The Water Power and Control Commission refused to accept jurisdiction, basing its decision upon section 40 of chapter 724 of the Laws of 1905, as now amended, and section 236 of the Village Law. Section 40 of chapter 724 of the Laws of 1905, as now amended by chapter 525 of the Laws of 1928 and in so far as pertinent to this discussion, reads as follows: “ To take and receive from any of the reservoirs, aqueducts, conduits, streams or pipes of the city of New York, a supply of water for the uses and purposes of the said municipal corporations and to that end said municipal corporations * * * *352and each of them is, authorized and empowered to lay the necessary mains, pipes, valves, hydrants, supply pipes and other necessary appurtenances for the use of said water, without the consent of any board, officer, bureau or department of the state or any subdivision thereof.”
This section as it now reads was enacted by chapter 525 of the Laws of 1928, effective March 23, 1928. Section 522 of the Conservation Law was passed in 1926 and is incorporated in chapter 648 of the Laws of 1926, section 521-a, and renumbered by chapter 242 of the Laws of 1928, effective March 5, 1928. It thus appears that the amendment affecting section 40 of the Water Supply Act became a law subsequent to the renumbering of section 522. The Legislature must be presumed to have acted with the knowledge of the construction placed upon similar acts by the courts.
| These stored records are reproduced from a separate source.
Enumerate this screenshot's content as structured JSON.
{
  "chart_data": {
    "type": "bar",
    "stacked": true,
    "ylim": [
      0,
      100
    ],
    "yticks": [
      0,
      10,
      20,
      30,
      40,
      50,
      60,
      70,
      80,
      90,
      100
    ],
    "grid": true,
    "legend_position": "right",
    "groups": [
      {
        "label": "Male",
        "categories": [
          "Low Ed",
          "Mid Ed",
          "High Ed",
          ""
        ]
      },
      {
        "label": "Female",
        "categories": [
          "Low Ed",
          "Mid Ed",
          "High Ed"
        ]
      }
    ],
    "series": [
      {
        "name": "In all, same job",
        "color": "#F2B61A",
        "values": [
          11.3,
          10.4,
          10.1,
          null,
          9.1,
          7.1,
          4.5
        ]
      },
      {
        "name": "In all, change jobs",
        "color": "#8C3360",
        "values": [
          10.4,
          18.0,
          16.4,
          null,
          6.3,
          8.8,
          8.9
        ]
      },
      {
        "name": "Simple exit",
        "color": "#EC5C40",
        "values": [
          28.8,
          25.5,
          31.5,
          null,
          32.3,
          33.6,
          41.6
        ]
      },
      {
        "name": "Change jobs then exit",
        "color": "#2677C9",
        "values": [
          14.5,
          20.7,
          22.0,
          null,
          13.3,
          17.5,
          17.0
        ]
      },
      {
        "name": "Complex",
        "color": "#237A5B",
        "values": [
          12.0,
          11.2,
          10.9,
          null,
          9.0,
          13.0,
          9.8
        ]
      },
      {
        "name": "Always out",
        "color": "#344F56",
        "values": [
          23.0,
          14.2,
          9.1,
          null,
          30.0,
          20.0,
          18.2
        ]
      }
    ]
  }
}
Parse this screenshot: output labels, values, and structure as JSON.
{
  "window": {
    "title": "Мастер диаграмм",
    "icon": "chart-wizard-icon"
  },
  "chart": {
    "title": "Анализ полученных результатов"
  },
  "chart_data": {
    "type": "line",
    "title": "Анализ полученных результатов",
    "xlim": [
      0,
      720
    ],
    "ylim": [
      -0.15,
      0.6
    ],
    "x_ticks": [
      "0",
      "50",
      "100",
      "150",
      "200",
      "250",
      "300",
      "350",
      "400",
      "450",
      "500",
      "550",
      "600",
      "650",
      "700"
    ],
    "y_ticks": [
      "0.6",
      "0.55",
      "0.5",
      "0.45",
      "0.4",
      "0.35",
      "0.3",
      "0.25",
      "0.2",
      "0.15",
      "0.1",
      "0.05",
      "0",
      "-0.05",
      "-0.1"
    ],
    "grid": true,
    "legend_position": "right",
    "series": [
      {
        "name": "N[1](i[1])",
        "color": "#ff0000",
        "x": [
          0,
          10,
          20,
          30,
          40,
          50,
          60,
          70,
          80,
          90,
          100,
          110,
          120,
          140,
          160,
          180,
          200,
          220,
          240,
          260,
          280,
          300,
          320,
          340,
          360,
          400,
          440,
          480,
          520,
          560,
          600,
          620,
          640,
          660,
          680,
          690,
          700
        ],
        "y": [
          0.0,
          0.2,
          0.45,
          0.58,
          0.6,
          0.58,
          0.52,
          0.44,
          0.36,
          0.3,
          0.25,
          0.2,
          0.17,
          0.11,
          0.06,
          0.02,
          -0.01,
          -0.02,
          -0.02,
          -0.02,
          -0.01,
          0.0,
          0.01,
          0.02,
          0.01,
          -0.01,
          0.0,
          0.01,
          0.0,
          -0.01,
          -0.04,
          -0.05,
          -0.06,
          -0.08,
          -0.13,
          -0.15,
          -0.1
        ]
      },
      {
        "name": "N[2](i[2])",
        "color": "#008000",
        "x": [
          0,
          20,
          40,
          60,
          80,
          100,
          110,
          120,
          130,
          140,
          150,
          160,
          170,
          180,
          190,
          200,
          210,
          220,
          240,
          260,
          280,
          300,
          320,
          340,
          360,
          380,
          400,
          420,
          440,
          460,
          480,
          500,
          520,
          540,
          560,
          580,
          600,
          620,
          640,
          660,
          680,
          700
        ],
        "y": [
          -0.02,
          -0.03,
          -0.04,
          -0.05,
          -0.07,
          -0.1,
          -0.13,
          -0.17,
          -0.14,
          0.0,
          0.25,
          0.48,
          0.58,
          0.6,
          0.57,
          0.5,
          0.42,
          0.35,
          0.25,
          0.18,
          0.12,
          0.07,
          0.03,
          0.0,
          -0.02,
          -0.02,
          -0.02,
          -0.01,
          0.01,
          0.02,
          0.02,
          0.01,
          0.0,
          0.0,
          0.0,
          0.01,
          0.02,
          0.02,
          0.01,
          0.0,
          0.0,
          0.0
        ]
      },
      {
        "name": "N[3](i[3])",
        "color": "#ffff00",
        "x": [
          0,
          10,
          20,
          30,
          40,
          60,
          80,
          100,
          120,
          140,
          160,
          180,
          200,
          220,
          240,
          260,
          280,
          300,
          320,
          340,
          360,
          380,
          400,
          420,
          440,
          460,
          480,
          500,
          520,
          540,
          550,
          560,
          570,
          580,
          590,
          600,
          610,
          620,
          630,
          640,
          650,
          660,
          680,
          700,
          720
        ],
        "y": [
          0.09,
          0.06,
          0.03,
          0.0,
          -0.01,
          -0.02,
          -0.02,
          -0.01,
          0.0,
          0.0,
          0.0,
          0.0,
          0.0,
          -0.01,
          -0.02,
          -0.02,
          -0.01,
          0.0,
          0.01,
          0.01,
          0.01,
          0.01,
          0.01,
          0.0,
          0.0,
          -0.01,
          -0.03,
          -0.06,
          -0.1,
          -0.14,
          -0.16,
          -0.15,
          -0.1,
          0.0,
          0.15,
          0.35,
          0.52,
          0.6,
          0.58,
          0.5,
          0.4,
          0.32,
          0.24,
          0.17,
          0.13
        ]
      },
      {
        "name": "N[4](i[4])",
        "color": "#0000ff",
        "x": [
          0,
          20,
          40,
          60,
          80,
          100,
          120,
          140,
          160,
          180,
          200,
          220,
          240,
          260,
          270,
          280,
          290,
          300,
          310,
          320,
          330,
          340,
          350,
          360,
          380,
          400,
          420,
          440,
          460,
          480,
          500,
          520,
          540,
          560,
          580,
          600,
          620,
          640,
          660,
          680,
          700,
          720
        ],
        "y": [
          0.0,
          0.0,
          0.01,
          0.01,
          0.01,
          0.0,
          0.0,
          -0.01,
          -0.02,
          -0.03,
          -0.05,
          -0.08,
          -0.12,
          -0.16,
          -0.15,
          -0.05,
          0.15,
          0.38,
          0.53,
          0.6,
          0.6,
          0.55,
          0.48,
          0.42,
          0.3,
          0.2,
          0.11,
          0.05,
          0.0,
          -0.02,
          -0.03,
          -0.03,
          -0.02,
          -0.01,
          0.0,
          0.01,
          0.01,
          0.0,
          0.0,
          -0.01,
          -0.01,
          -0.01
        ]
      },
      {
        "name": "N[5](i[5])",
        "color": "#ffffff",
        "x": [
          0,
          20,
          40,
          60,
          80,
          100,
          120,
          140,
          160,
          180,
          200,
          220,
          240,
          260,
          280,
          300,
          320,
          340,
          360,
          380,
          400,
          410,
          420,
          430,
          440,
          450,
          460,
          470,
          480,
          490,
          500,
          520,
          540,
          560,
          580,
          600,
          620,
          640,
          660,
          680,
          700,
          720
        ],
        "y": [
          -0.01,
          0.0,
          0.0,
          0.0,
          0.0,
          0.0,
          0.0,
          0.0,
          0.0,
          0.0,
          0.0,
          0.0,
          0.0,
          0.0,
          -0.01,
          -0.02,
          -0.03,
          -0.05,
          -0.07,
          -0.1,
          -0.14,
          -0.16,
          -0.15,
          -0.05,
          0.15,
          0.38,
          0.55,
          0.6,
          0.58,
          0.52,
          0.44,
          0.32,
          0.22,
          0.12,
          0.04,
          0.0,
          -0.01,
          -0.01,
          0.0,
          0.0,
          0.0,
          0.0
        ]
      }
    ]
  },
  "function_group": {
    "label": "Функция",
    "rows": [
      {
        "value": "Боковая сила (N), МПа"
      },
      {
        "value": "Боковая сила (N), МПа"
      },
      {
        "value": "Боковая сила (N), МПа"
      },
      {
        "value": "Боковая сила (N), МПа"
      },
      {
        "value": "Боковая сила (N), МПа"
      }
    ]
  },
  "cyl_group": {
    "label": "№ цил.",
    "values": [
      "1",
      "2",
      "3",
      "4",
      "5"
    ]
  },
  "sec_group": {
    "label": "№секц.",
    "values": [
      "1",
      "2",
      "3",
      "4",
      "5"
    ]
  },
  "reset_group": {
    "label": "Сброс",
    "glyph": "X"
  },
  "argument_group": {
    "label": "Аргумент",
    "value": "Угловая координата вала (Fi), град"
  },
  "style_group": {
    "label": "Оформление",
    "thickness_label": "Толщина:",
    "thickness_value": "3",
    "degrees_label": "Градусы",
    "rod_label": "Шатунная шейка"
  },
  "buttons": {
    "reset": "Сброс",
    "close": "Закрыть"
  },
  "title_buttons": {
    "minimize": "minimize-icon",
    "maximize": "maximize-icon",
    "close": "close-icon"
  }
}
It seems to me that the law in Town of Mamaroneck v. New York Interurban Water Co. (198 App. Div. 396) is controlling here. There, as here, the city of Mount Vernon under legislative authority sought to connect its proposed municipal supply system to the New York city system. There is a provision in the charter of the city of Mount Vernon that required “ The city of Mount Vernon shall have no power to acquire, take or condemn lands, property, rights or easements under this act unless maps and plans covering the work contemplated by this act shall have been submitted to and approved by the state water supply commission.” (Laws of 1911, chap. 127, §24.)
The city was about to enter into a contract with the water company to purchase its pipes, etc., located in the city of Mount Vernon. The action was to restrain the city upon the ground that it had not complied with section 24 (supra). It was held that the action would not lie and that section 40 of the Water Supply Act made it unnecessary to apply to the State Water Supply Commission. I am unable to distinguish that case from the case at bar. The ruling in that case has been followed by the Water Supply Commission consistently. (Matter of Village of Elmsford, [1922], 28 State Dept. Rep. 470, 472, and Matter of Hardscrabble Water District, [1932] 42 id. 107, 119.)
The plaintiff does not possess an exclusive franchise. Its rates are not under the jurisdiction and control of any State body and the fact that the village may parallel its lines gives it no right to restrain such action. (Pub. Serv. Law, § 89-i, as added by Laws of 1931, chap. 715.)
There is no dispute about the facts. The complaint does not, in my opinion, state a cause of action. The cross-motion to dismiss is granted. It follows that the motion for an injunction is denied.
Settle order and judgment on notice.